上記の試算表の当月残高において次のとおりの関係が成り立ちます。
●売上高(収益)−売上原価(費用)=売上総利益(利益)
●売上総利益(利益)−販売費及び一般管理費(費用)=営業利益(利益)
●営業利益(利益)+営業外収益(収益)−営業外費用(費用)=経常利益(利益)
●経常利益(利益)+特別利益(収益)−特別損失(費用)=当期利益(利益)
●当期利益(利益)−法人税等(費用)=税引後当期利益(利益)
【売上高】本業の収益です(商品販売業の場合にはその販売代金)。
【売上原価】本業の収益を得るため直接要した費用です(商品販売業の場合には販売した商品の仕入値)。
【売上総利益】俗に粗利益と呼ばれるもので本業の利益です。
【販売費及び一般管理費】会社を維持してゆくための費用です(人件費、事務所家賃など)
【営業利益】粗利益(売上総利益)から維持費用(販売費及び一般管理費)を差し引いた利益です。
【営業外収益】本業以外の収益のことです(余裕資金の運用益(預金利息、株式配当金)など)
【営業外費用】本業以外の費用のことです(借入金の利息がその典型です。

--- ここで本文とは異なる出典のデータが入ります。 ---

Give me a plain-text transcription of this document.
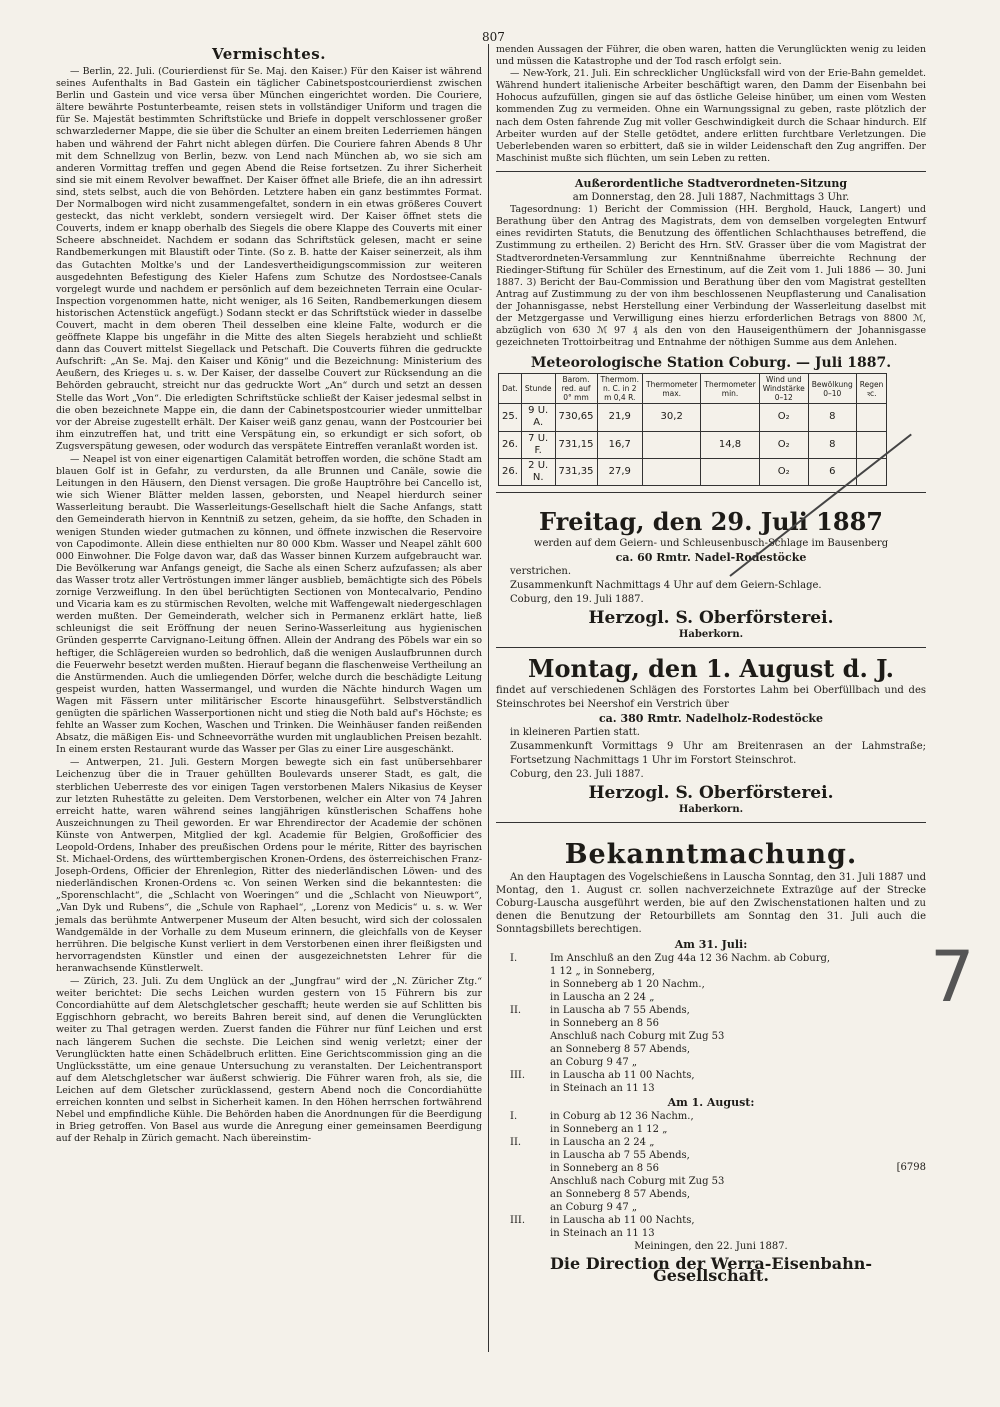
807
Vermischtes.

— Berlin, 22. Juli. (Courierdienst für Se. Maj. den Kaiser.) Für den Kaiser ist während seines Aufenthalts in Bad Gastein ein täglicher Cabinetspostcourierdienst zwischen Berlin und Gastein und vice versa über München eingerichtet worden. Die Couriere, ältere bewährte Postunterbeamte, reisen stets in vollständiger Uniform und tragen die für Se. Majestät bestimmten Schriftstücke und Briefe in doppelt verschlossener großer schwarzlederner Mappe, die sie über die Schulter an einem breiten Lederriemen hängen haben und während der Fahrt nicht ablegen dürfen. Die Couriere fahren Abends 8 Uhr mit dem Schnellzug von Berlin, bezw. von Lend nach München ab, wo sie sich am anderen Vormittag treffen und gegen Abend die Reise fortsetzen. Zu ihrer Sicherheit sind sie mit einem Revolver bewaffnet. Der Kaiser öffnet alle Briefe, die an ihn adressirt sind, stets selbst, auch die von Behörden. Letztere haben ein ganz bestimmtes Format. Der Normalbogen wird nicht zusammengefaltet, sondern in ein etwas größeres Couvert gesteckt, das nicht verklebt, sondern versiegelt wird. Der Kaiser öffnet stets die Couverts, indem er knapp oberhalb des Siegels die obere Klappe des Couverts mit einer Scheere abschneidet. Nachdem er sodann das Schriftstück gelesen, macht er seine Randbemerkungen mit Blaustift oder Tinte. (So z. B. hatte der Kaiser seinerzeit, als ihm das Gutachten Moltke's und der Landesvertheidigungscommission zur weiteren ausgedehnten Befestigung des Kieler Hafens zum Schutze des Nordostsee-Canals vorgelegt wurde und nachdem er persönlich auf dem bezeichneten Terrain eine Ocular-Inspection vorgenommen hatte, nicht weniger, als 16 Seiten, Randbemerkungen diesem historischen Actenstück angefügt.) Sodann steckt er das Schriftstück wieder in dasselbe Couvert, macht in dem oberen Theil desselben eine kleine Falte, wodurch er die geöffnete Klappe bis ungefähr in die Mitte des alten Siegels herabzieht und schließt dann das Couvert mittelst Siegellack und Petschaft. Die Couverts führen die gedruckte Aufschrift: „An Se. Maj. den Kaiser und König“ und die Bezeichnung: Ministerium des Aeußern, des Krieges u. s. w. Der Kaiser, der dasselbe Couvert zur Rücksendung an die Behörden gebraucht, streicht nur das gedruckte Wort „An“ durch und setzt an dessen Stelle das Wort „Von“. Die erledigten Schriftstücke schließt der Kaiser jedesmal selbst in die oben bezeichnete Mappe ein, die dann der Cabinetspostcourier wieder unmittelbar vor der Abreise zugestellt erhält. Der Kaiser weiß ganz genau, wann der Postcourier bei ihm einzutreffen hat, und tritt eine Verspätung ein, so erkundigt er sich sofort, ob Zugsverspätung gewesen, oder wodurch das verspätete Eintreffen veranlaßt worden ist.

— Neapel ist von einer eigenartigen Calamität betroffen worden, die schöne Stadt am blauen Golf ist in Gefahr, zu verdursten, da alle Brunnen und Canäle, sowie die Leitungen in den Häusern, den Dienst versagen. Die große Hauptröhre bei Cancello ist, wie sich Wiener Blätter melden lassen, geborsten, und Neapel hierdurch seiner Wasserleitung beraubt. Die Wasserleitungs-Gesellschaft hielt die Sache Anfangs, statt den Gemeinderath hiervon in Kenntniß zu setzen, geheim, da sie hoffte, den Schaden in wenigen Stunden wieder gutmachen zu können, und öffnete inzwischen die Reservoire von Capodimonte. Allein diese enthielten nur 80 000 Kbm. Wasser und Neapel zählt 600 000 Einwohner. Die Folge davon war, daß das Wasser binnen Kurzem aufgebraucht war. Die Bevölkerung war Anfangs geneigt, die Sache als einen Scherz aufzufassen; als aber das Wasser trotz aller Vertröstungen immer länger ausblieb, bemächtigte sich des Pöbels zornige Verzweiflung. In den übel berüchtigten Sectionen von Montecalvario, Pendino und Vicaria kam es zu stürmischen Revolten, welche mit Waffengewalt niedergeschlagen werden mußten. Der Gemeinderath, welcher sich in Permanenz erklärt hatte, ließ schleunigst die seit Eröffnung der neuen Serino-Wasserleitung aus hygienischen Gründen gesperrte Carvignano-Leitung öffnen. Allein der Andrang des Pöbels war ein so heftiger, die Schlägereien wurden so bedrohlich, daß die wenigen Auslaufbrunnen durch die Feuerwehr besetzt werden mußten. Hierauf begann die flaschenweise Vertheilung an die Anstürmenden. Auch die umliegenden Dörfer, welche durch die beschädigte Leitung gespeist wurden, hatten Wassermangel, und wurden die Nächte hindurch Wagen um Wagen mit Fässern unter militärischer Escorte hinausgeführt. Selbstverständlich genügten die spärlichen Wasserportionen nicht und stieg die Noth bald auf's Höchste; es fehlte an Wasser zum Kochen, Waschen und Trinken. Die Weinhäuser fanden reißenden Absatz, die mäßigen Eis- und Schneevorräthe wurden mit unglaublichen Preisen bezahlt. In einem ersten Restaurant wurde das Wasser per Glas zu einer Lire ausgeschänkt.

— Antwerpen, 21. Juli. Gestern Morgen bewegte sich ein fast unübersehbarer Leichenzug über die in Trauer gehüllten Boulevards unserer Stadt, es galt, die sterblichen Ueberreste des vor einigen Tagen verstorbenen Malers Nikasius de Keyser zur letzten Ruhestätte zu geleiten. Dem Verstorbenen, welcher ein Alter von 74 Jahren erreicht hatte, waren während seines langjährigen künstlerischen Schaffens hohe Auszeichnungen zu Theil geworden. Er war Ehrendirector der Academie der schönen Künste von Antwerpen, Mitglied der kgl. Academie für Belgien, Großofficier des Leopold-Ordens, Inhaber des preußischen Ordens pour le mérite, Ritter des bayrischen St. Michael-Ordens, des württembergischen Kronen-Ordens, des österreichischen Franz-Joseph-Ordens, Officier der Ehrenlegion, Ritter des niederländischen Löwen- und des niederländischen Kronen-Ordens ꝛc. Von seinen Werken sind die bekanntesten: die „Sporenschlacht“, die „Schlacht von Woeringen“ und die „Schlacht von Nieuwport“, „Van Dyk und Rubens“, die „Schule von Raphael“, „Lorenz von Medicis“ u. s. w. Wer jemals das berühmte Antwerpener Museum der Alten besucht, wird sich der colossalen Wandgemälde in der Vorhalle zu dem Museum erinnern, die gleichfalls von de Keyser herrühren. Die belgische Kunst verliert in dem Verstorbenen einen ihrer fleißigsten und hervorragendsten Künstler und einen der ausgezeichnetsten Lehrer für die heranwachsende Künstlerwelt.

— Zürich, 23. Juli. Zu dem Unglück an der „Jungfrau“ wird der „N. Züricher Ztg.“ weiter berichtet: Die sechs Leichen wurden gestern von 15 Führern bis zur Concordiahütte auf dem Aletschgletscher geschafft; heute werden sie auf Schlitten bis Eggischhorn gebracht, wo bereits Bahren bereit sind, auf denen die Verunglückten weiter zu Thal getragen werden. Zuerst fanden die Führer nur fünf Leichen und erst nach längerem Suchen die sechste. Die Leichen sind wenig verletzt; einer der Verunglückten hatte einen Schädelbruch erlitten. Eine Gerichtscommission ging an die Unglücksstätte, um eine genaue Untersuchung zu veranstalten. Der Leichentransport auf dem Aletschgletscher war äußerst schwierig. Die Führer waren froh, als sie, die Leichen auf dem Gletscher zurücklassend, gestern Abend noch die Concordiahütte erreichen konnten und selbst in Sicherheit kamen. In den Höhen herrschen fortwährend Nebel und empfindliche Kühle. Die Behörden haben die Anordnungen für die Beerdigung in Brieg getroffen. Von Basel aus wurde die Anregung einer gemeinsamen Beerdigung auf der Rehalp in Zürich gemacht. Nach übereinstim-

menden Aussagen der Führer, die oben waren, hatten die Verunglückten wenig zu leiden und müssen die Katastrophe und der Tod rasch erfolgt sein.

— New-York, 21. Juli. Ein schrecklicher Unglücksfall wird von der Erie-Bahn gemeldet. Während hundert italienische Arbeiter beschäftigt waren, den Damm der Eisenbahn bei Hohocus aufzufüllen, gingen sie auf das östliche Geleise hinüber, um einen vom Westen kommenden Zug zu vermeiden. Ohne ein Warnungssignal zu geben, raste plötzlich der nach dem Osten fahrende Zug mit voller Geschwindigkeit durch die Schaar hindurch. Elf Arbeiter wurden auf der Stelle getödtet, andere erlitten furchtbare Verletzungen. Die Ueberlebenden waren so erbittert, daß sie in wilder Leidenschaft den Zug angriffen. Der Maschinist mußte sich flüchten, um sein Leben zu retten.

Außerordentliche Stadtverordneten-Sitzung
am Donnerstag, den 28. Juli 1887, Nachmittags 3 Uhr.

Tagesordnung: 1) Bericht der Commission (HH. Berghold, Hauck, Langert) und Berathung über den Antrag des Magistrats, dem von demselben vorgelegten Entwurf eines revidirten Statuts, die Benutzung des öffentlichen Schlachthauses betreffend, die Zustimmung zu ertheilen. 2) Bericht des Hrn. StV. Grasser über die vom Magistrat der Stadtverordneten-Versammlung zur Kenntnißnahme überreichte Rechnung der Riedinger-Stiftung für Schüler des Ernestinum, auf die Zeit vom 1. Juli 1886 — 30. Juni 1887. 3) Bericht der Bau-Commission und Berathung über den vom Magistrat gestellten Antrag auf Zustimmung zu der von ihm beschlossenen Neupflasterung und Canalisation der Johannisgasse, nebst Herstellung einer Verbindung der Wasserleitung daselbst mit der Metzgergasse und Verwilligung eines hierzu erforderlichen Betrags von 8800 ℳ, abzüglich von 630 ℳ 97 ₰ als den von den Hauseigenthümern der Johannisgasse gezeichneten Trottoirbeitrag und Entnahme der nöthigen Summe aus dem Anlehen.

Meteorologische Station Coburg. — Juli 1887.
Dat.	Stunde	Barom. red. auf 0° mm	Thermom. n. C. in 2 m 0,4 R.	Thermometer max.	Thermometer min.	Wind und Windstärke 0–12	Bewölkung 0–10	Regen ꝛc.
25.	9 U. A.	730,65	21,9	30,2		O₂	8	
26.	7 U. F.	731,15	16,7		14,8	O₂	8	
26.	2 U. N.	731,35	27,9			O₂	6	
Freitag, den 29. Juli 1887
werden auf dem Geiern- und Schleusenbusch-Schlage im Bausenberg
ca. 60 Rmtr. Nadel-Rodestöcke
verstrichen.
Zusammenkunft Nachmittags 4 Uhr auf dem Geiern-Schlage.
Coburg, den 19. Juli 1887.
Herzogl. S. Oberförsterei.
Haberkorn.
Montag, den 1. August d. J.
findet auf verschiedenen Schlägen des Forstortes Lahm bei Oberfüllbach und des Steinschrotes bei Neershof ein Verstrich über
ca. 380 Rmtr. Nadelholz-Rodestöcke
in kleineren Partien statt.
Zusammenkunft Vormittags 9 Uhr am Breitenrasen an der Lahmstraße; Fortsetzung Nachmittags 1 Uhr im Forstort Steinschrot.
Coburg, den 23. Juli 1887.
Herzogl. S. Oberförsterei.
Haberkorn.
Bekanntmachung.

An den Hauptagen des Vogelschießens in Lauscha Sonntag, den 31. Juli 1887 und Montag, den 1. August cr. sollen nachverzeichnete Extrazüge auf der Strecke Coburg-Lauscha ausgeführt werden, bie auf den Zwischenstationen halten und zu denen die Benutzung der Retourbillets am Sonntag den 31. Juli auch die Sonntagsbillets berechtigen.

Am 31. Juli:
I.	Im Anschluß an den Zug 44a 12 36 Nachm. ab Coburg,
1 12 „ in Sonneberg,
in Sonneberg ab 1 20 Nachm.,
in Lauscha an 2 24 „
II.	in Lauscha ab 7 55 Abends,
in Sonneberg an 8 56
Anschluß nach Coburg mit Zug 53
an Sonneberg 8 57 Abends,
an Coburg 9 47 „
III.	in Lauscha ab 11 00 Nachts,
in Steinach an 11 13
Am 1. August:
[6798
I.	in Coburg ab 12 36 Nachm.,
in Sonneberg an 1 12 „
II.	in Lauscha an 2 24 „
in Lauscha ab 7 55 Abends,
in Sonneberg an 8 56
Anschluß nach Coburg mit Zug 53
an Sonneberg 8 57 Abends,
an Coburg 9 47 „
III.	in Lauscha ab 11 00 Nachts,
in Steinach an 11 13
Meiningen, den 22. Juni 1887.
Die Direction der Werra-Eisenbahn-Gesellschaft.
7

会計において資金調達活動は企業の陰の活動と捉えその費用は営業外費用とします)。
【経常利益】営業利益(本業の儲けから)に本業外の収益と費用を加減算した利益です(経常とは常に発生する性質であるということです)。
【特別利益と特別損失】特別に発生した(経常ではない)収益と費用です。
【当期利益】常に発生するという性質の収益と費用の差引計算(経常利益)に突発的要素(特別利益と特別損失)を加減算した利益です。
【法人税等】法人税等(法人税、住民税、事業税)は当期利益の一定率を納税しなければなりませんので当期利益から差し引きします。
【税引後当期利益】会計期間の全ての収益から費用を差し引いた利益です(法人税等も費用にほかなりません)。
(利益がマイナスの場合)上記の売上総利益などがマイナスである場合には「・・・損失」として表示します。
●全ての収益(売上高(収益)+営業外収益(収益)+特別利益(収益))−全ての費用(売上原価(費用)−販売費及び一般管理費(費用)−営業外費用(費用)−特別損失(費用)−法人税等(費用))=税引後当期利益
●(収益の場合)前月繰越−当月借方+当月貸方=当月残高
●(費用の場合)前月繰越+当月借方−当月貸方=当月残高
●(利益の場合)前月繰越−当月借方+当月貸方=当月残高
当月残高は試算表作成月までの累計を意味します。3月決算(4月から翌年3月まで)の会社の6月分の試算表では、前月繰越は5月までの累計を表し、当月残高は6月までの累計を表します。6月だけの金額は勘定科目ごとに当月借方と当月貸方に表れます(勘定科目によっては貸借ともに表れます)。
ほとんどの財務会計ソフトが最終的な利益の算出だけでなく、その算出プロセスとしての「売上総利益」、「営業利益」、「経常利益」を表示しています。また、財務会計ソフトによっては最終決算と同様の様式で月次決算書を作成する機能があります。上記の様式よりも理解しやすいかと思いますので、是非とも利用してください。さらに、複数月の推移表(比較表)を作成する機能がついている財務会計ソフトもあります。